Vermont forced to make surprise budget cuts after revenue downgrade
REVENUES GOING DOWN: Gov. Peter Shumlin announced his administration would recommend 4 percent cuts in the budget after economists downgraded the state’s revenues forecast for fiscal 2015.
By Bruce Parker | Vermont Watchdog
MONTPELIER, Vt. — Gov. Peter Shumlin and Secretary of Administration Jeb Spaulding on Thursday said they have begun recommending emergency cuts to Vermont’s 2015 budget after sagging fiscal year 2014 revenue forced a downgrade in the state’s financial outlook.
“As you know, it’s up to the administration and governor now to present options to you. I met with my cabinet yesterday afternoon and instructed them to get back to us with recommendations, giving them as much flexibility as we possibly could, about how we adjust revenues to spending,” Shumlin said during a scheduled Emergency Board meeting at the State Capitol.
According to the governor, planners had been projecting a 4.8 percent growth rate for fiscal year 2015, but have revised that down to a 3 percent rate of growth. Shumlin characterized the move as a downgrade of increased revenues.

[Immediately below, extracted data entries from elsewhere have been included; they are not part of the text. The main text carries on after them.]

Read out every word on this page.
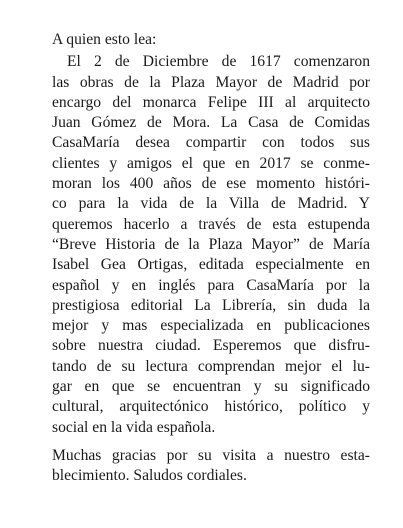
A quien esto lea:
El 2 de Diciembre de 1617 comenzaron
las obras de la Plaza Mayor de Madrid por
encargo del monarca Felipe III al arquitecto
Juan Gómez de Mora. La Casa de Comidas
CasaMaría desea compartir con todos sus
clientes y amigos el que en 2017 se conme-
moran los 400 años de ese momento históri-
co para la vida de la Villa de Madrid. Y
queremos hacerlo a través de esta estupenda
“Breve Historia de la Plaza Mayor” de María
Isabel Gea Ortigas, editada especialmente en
español y en inglés para CasaMaría por la
prestigiosa editorial La Librería, sin duda la
mejor y mas especializada en publicaciones
sobre nuestra ciudad. Esperemos que disfru-
tando de su lectura comprendan mejor el lu-
gar en que se encuentran y su significado
cultural, arquitectónico histórico, político y
social en la vida española.
Muchas gracias por su visita a nuestro esta-
blecimiento. Saludos cordiales.
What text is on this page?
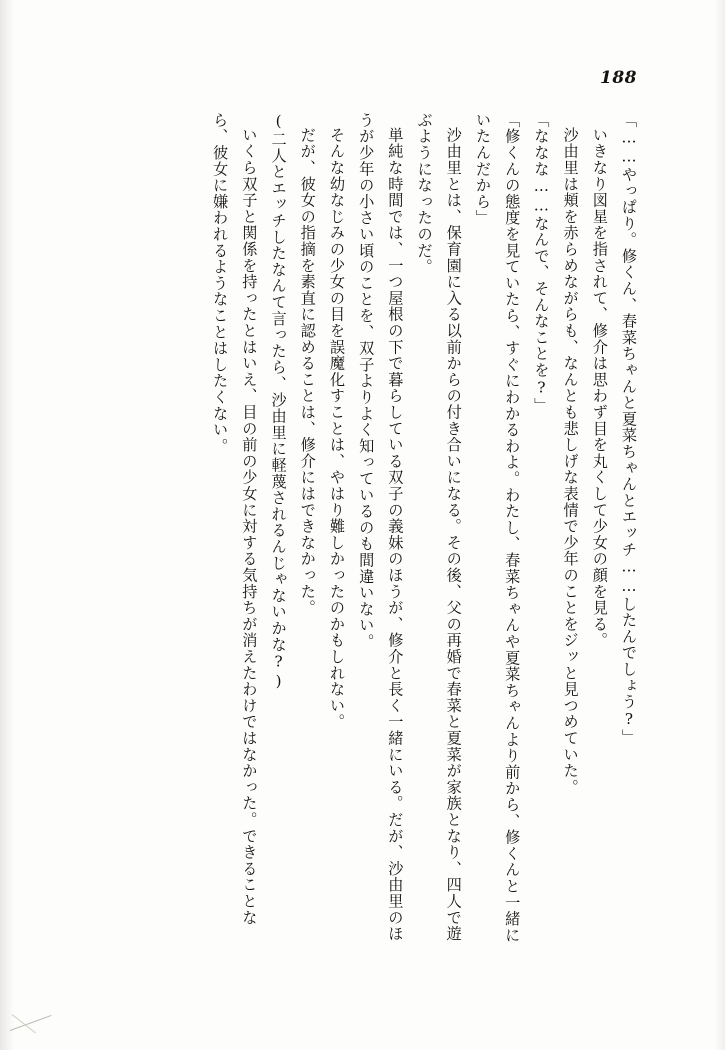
188

「……やっぱり。修くん、春菜ちゃんと夏菜ちゃんとエッチ……したんでしょう?」

いきなり図星を指されて、修介は思わず目を丸くして少女の顔を見る。

沙由里は頬を赤らめながらも、なんとも悲しげな表情で少年のことをジッと見つめていた。

「ななな……なんで、そんなことを?」

「修くんの態度を見ていたら、すぐにわかるわよ。わたし、春菜ちゃんや夏菜ちゃんより前から、修くんと一緒にいたんだから」

沙由里とは、保育園に入る以前からの付き合いになる。その後、父の再婚で春菜と夏菜が家族となり、四人で遊ぶようになったのだ。

単純な時間では、一つ屋根の下で暮らしている双子の義妹のほうが、修介と長く一緒にいる。だが、沙由里のほうが少年の小さい頃のことを、双子よりよく知っているのも間違いない。

そんな幼なじみの少女の目を誤魔化すことは、やはり難しかったのかもしれない。

だが、彼女の指摘を素直に認めることは、修介にはできなかった。

(二人とエッチしたなんて言ったら、沙由里に軽蔑されるんじゃないかな?)

いくら双子と関係を持ったとはいえ、目の前の少女に対する気持ちが消えたわけではなかった。できることなら、彼女に嫌われるようなことはしたくない。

“We’re looking at a $28 million dollar downgrade, which for various reasons is really a $31 million dollar problem for your administration. That requires a 2 percent adjustment to the budget you just passed.”
Shumlin said there was a consensus among economists across the country that the recovery was going more slowly than some had projected earlier in the year. However, he sounded a positive note around the fact revenues were up overall for the past few years, pointing out Vermont took in $90 million in fiscal 2013 and $46 million in fiscal 2014.
“This year we are now projecting we will take in an additional 3 percent, which will be the highest revenue year in the history of the state of Vermont,” Shumlin said.
According to fiscal analysis provided by economists Tom Kavet and Jeff Carr at the meeting, the administration was lowering the growth trajectory relative to January, when the Legislature started working on the 2015 budget. The economists said the downgrade was about 1.8 percent in tax revenues, some of which was related to an allocation to the secretary of state’s special fund, but most of which was due to 2014 revenues being propped up by one-time events.
ECONOMY WEAK: Vermont state economists Tom Kavet and Jeff Carr said weak showing in the personal income tax and sales-and-use tax were responsible for the revenues downgrade.
“We had strength in estate and corporate (taxes) from events that were one-time. We would have preferred to have that strength in something like personal income and sales-and-use, which are our two biggest tax sources, but those were behind the ball. So the weakness there meant we’re starting at a lower takeoff point,” Carr said.
To bring spending back in line with revenues, the governor has called for 4 percent cuts in spending.
“What we really asked our agency and the secretary to do is come back with, as a first cut, a 4 percent goal,” Shumlin said. “That doesn’t mean every agency will have to do 4 percent. Some may be able to do more, and some may be able to do less.”
The governor said some rules for bringing the budget back in line with revenues were non-negotiable.
“I made clear that there were certain things that would be off the table. We will not raise taxes on hard-working Vermonters, and we will not in any way shift this to hard-working property taxpayers, who are already having a hard enough time paying their property taxes. So the education property tax shift will not happen,” Shumlin said.
He said his administration wouldn’t interrupt the prior work of the Joint Fiscal Committee to meet debt obligations and teacher’s retirement obligations, nor would he dip into the rainy day fund.
Spaulding said finance and management would work over the weekend and through the week ahead on planned cuts and finalize a plan that could be submitted to the Joint Fiscal Committee within a couple of weeks. That committee would need to hold a public hearing and render a decision on the situation within 21 days.
Shumlin called the new plan a “relatively small adjustment” to a state budget that’s over $5 billion, with a $1.4 billion general fund.
“It works out to a roughly 2 percent adjustment, so let’s not forget we’re going to be up 3 percent instead of 4.8, so we’re still growing,” Shumlin said.
“The fiscal year just started, so if we can move quickly we should be able to do this as painlessly as possible — not to suggest there’s isn’t pain,” he said.